Fortunately, the auto sector in Hungary uses few Chinese-made parts, so vehicle manufacturing has thus far largely escaped any negative effects of the crisis, but will obviously suffer from the inevitable drop in demand from export markets.

So too, the banking sector is bracing itself for the expected shocks, with companies holding back on investments and households far more cautious in taking out retail loans.

“[I expect] there will be companies going to the brink of bankruptcy, or even going bankrupt, [so] unemployment and non-performing loans increase, and that’s another hit to the bank sector,” Török said.

The sudden economic cooling will have one positive development; inflation, which had been running over target at about 4% at the turn of the year, will be tempered. Török sees this comfortably around the targeted 3% by May, or possibly even April.
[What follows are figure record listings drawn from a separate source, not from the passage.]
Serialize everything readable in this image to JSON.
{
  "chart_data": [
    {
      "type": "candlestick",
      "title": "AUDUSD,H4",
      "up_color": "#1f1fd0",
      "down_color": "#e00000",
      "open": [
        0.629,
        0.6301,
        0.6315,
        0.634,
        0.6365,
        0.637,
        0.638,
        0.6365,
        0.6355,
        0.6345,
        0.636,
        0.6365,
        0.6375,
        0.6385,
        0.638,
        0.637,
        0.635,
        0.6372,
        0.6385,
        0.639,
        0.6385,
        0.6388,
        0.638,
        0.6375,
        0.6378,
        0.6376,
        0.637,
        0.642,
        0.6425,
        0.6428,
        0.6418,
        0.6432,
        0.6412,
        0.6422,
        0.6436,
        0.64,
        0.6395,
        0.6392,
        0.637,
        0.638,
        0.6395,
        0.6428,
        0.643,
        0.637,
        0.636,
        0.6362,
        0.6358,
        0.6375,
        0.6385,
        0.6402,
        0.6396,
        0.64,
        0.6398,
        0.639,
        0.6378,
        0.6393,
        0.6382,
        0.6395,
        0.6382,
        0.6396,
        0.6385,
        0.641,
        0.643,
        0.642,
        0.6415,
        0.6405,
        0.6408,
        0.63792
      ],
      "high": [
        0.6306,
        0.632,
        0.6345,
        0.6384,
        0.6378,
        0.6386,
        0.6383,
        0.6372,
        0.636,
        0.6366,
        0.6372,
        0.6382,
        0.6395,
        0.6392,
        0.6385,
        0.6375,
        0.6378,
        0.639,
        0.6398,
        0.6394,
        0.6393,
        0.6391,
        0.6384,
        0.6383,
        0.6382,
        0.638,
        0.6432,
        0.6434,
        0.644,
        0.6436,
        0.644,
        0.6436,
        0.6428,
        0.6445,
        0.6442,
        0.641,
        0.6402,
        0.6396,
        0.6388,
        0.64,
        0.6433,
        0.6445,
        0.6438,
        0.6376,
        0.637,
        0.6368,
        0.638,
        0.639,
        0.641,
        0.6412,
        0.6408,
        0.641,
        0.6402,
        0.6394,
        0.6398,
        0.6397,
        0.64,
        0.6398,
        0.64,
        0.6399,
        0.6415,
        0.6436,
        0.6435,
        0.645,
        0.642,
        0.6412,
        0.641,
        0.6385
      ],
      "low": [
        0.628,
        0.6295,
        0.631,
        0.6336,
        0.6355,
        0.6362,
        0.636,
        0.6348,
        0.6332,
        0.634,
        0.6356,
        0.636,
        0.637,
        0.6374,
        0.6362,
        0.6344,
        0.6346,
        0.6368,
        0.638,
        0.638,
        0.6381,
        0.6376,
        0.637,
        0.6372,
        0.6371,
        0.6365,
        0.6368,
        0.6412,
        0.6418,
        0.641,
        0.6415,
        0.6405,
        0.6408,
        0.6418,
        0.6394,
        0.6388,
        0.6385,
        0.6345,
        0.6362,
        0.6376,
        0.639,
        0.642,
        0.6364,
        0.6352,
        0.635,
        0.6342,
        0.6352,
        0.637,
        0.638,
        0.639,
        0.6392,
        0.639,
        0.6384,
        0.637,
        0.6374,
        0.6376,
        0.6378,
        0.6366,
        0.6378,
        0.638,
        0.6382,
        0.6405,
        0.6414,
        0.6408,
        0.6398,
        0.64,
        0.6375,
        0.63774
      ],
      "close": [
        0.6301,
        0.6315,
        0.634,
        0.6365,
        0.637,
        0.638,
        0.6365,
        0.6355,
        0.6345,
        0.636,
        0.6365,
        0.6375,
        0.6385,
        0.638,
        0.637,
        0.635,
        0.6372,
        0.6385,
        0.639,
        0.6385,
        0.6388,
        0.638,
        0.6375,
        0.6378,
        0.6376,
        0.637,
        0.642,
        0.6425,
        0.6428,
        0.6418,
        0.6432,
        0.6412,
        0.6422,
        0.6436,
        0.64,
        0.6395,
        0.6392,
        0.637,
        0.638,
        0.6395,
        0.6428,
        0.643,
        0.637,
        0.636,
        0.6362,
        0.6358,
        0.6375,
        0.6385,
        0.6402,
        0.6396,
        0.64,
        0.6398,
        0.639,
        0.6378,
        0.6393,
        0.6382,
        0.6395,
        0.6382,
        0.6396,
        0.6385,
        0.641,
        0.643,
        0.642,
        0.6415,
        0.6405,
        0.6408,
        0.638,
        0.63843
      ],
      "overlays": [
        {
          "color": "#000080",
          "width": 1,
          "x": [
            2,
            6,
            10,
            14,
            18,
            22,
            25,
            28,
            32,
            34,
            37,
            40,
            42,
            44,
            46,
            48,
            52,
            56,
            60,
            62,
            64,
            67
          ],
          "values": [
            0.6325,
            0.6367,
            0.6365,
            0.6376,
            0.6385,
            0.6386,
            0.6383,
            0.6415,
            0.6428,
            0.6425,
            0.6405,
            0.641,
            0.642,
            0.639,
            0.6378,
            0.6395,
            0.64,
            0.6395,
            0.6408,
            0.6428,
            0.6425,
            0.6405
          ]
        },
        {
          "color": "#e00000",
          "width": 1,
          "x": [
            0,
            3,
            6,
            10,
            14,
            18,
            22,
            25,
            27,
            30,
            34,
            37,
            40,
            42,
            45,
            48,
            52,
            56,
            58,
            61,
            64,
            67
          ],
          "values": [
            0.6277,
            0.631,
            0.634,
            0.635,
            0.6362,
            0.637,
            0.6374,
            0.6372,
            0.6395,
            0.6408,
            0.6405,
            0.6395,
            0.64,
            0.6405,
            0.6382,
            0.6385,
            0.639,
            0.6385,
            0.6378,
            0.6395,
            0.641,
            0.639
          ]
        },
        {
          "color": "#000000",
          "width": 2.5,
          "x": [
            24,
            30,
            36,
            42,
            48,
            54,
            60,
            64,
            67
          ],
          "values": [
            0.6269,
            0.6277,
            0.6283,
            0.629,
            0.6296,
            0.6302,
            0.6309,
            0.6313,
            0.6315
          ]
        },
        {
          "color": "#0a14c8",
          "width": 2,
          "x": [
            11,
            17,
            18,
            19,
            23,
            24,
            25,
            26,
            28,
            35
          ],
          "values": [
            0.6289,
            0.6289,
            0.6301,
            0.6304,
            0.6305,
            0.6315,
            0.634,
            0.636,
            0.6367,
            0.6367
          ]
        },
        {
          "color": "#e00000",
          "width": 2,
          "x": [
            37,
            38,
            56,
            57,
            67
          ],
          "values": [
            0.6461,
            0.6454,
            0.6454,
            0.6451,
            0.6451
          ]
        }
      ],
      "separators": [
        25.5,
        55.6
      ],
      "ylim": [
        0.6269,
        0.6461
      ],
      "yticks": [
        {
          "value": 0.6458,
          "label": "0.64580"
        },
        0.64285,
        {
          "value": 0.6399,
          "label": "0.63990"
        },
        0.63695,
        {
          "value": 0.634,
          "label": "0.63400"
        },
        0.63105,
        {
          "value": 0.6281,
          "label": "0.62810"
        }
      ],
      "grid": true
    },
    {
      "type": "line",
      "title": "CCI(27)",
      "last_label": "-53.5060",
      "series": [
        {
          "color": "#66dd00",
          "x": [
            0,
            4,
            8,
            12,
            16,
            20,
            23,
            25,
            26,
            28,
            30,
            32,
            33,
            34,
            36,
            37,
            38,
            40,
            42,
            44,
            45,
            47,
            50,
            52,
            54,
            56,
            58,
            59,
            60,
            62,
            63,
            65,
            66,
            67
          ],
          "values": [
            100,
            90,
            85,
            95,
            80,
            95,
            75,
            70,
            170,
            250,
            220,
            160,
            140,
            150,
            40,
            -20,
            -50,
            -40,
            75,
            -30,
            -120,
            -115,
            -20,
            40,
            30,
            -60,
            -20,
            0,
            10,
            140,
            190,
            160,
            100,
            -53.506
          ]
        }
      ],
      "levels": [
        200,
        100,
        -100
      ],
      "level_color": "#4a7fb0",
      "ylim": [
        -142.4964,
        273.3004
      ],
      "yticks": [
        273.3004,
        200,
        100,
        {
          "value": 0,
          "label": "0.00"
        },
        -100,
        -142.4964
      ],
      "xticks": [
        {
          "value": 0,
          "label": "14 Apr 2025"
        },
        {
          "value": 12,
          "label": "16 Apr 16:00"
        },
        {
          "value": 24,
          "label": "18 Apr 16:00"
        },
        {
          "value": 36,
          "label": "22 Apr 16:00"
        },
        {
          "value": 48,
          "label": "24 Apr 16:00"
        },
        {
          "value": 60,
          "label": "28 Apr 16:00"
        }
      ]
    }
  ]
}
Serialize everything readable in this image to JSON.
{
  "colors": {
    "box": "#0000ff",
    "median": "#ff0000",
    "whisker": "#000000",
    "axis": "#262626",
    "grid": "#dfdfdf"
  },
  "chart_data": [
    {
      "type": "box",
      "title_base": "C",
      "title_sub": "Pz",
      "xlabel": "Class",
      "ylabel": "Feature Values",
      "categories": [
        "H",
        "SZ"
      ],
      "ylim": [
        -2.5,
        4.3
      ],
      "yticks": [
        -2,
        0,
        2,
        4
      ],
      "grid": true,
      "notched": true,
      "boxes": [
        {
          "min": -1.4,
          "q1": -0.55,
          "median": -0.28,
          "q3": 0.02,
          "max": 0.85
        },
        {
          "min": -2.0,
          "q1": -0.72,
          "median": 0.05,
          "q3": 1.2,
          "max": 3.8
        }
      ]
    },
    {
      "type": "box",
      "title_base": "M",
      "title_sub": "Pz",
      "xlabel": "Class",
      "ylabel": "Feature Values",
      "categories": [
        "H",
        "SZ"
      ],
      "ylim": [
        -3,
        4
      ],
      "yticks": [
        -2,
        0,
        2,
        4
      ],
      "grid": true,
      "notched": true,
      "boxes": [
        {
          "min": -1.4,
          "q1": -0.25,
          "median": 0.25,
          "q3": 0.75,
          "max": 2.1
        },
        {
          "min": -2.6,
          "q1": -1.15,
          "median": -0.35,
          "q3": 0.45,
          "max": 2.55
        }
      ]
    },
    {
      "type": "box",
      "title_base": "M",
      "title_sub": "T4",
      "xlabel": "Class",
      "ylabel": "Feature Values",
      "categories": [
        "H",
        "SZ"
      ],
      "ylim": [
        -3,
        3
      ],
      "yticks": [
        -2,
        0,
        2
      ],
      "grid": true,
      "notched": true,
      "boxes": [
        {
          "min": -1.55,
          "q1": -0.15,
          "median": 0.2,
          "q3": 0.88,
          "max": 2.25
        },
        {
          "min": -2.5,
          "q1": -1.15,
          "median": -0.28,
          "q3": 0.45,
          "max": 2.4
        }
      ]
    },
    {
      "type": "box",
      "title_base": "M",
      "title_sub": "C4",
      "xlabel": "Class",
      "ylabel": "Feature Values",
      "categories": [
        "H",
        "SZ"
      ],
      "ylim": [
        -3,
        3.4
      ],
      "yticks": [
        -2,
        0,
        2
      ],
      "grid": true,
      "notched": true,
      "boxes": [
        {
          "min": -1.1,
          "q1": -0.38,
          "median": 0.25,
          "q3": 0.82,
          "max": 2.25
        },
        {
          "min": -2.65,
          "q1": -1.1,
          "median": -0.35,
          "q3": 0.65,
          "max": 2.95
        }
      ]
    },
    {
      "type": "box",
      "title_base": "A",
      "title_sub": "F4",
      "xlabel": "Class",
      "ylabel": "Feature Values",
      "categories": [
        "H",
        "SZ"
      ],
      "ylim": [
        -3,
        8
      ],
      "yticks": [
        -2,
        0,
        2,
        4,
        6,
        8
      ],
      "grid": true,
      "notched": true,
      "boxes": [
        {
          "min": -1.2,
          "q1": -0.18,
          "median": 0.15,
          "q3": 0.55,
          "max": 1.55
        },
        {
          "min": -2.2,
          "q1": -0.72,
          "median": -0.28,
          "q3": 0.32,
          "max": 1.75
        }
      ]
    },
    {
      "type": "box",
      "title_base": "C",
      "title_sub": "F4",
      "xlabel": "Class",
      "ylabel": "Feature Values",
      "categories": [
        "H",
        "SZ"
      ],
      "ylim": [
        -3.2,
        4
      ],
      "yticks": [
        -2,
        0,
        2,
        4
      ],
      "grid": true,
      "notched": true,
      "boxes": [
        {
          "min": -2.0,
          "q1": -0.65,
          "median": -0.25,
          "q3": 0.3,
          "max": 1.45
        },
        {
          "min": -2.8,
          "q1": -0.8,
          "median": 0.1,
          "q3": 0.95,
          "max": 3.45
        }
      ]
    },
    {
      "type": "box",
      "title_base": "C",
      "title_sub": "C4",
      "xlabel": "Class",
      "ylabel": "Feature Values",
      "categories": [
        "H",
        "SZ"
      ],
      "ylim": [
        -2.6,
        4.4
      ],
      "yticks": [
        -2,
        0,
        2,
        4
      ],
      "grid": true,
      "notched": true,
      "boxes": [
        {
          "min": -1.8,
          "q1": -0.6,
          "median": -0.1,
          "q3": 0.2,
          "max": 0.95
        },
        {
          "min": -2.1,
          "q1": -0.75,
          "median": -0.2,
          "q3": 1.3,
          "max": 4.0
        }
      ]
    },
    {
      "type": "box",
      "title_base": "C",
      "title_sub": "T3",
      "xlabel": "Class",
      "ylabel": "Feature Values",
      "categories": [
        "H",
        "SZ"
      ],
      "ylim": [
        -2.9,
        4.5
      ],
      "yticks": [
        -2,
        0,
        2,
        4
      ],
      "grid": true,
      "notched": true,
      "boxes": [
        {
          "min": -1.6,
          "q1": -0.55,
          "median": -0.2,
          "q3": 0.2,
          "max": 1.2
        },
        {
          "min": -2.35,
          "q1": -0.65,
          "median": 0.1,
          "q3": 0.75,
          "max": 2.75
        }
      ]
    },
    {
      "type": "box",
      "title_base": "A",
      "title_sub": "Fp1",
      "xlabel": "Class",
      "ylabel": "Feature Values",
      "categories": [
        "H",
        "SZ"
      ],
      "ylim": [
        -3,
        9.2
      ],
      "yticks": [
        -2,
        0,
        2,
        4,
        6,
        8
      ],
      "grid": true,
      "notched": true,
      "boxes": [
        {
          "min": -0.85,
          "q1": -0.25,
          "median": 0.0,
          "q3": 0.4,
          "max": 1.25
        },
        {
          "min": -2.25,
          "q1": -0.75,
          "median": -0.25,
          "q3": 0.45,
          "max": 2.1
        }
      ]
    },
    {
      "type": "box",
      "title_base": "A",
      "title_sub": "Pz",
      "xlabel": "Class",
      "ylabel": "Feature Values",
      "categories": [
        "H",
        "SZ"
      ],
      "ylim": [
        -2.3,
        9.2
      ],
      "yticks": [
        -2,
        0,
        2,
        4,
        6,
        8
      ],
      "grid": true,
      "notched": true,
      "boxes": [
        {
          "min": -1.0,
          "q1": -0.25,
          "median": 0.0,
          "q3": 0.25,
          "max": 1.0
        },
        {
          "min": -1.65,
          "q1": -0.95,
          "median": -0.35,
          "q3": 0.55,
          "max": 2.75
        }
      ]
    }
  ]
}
But that is scant comfort in an otherwise gloomy economic picture.

Török has already turned last week’s downside forecast of 1.6% growth for the year into this week’s base case.

“I might change that, a little bit upwards, but it’s not going to be above 2%,” he told the BBJ on March 10.

In London, Rendell admits that, given the unknowns, forecasting could soon become guesswork.

“If the [COVID-19] virus is long lasting, for much of the rest of the year, then I don’t think anyone knows just how badly growth forecasts could be slashed, neither for the global economy in general, nor Hungary in particular.”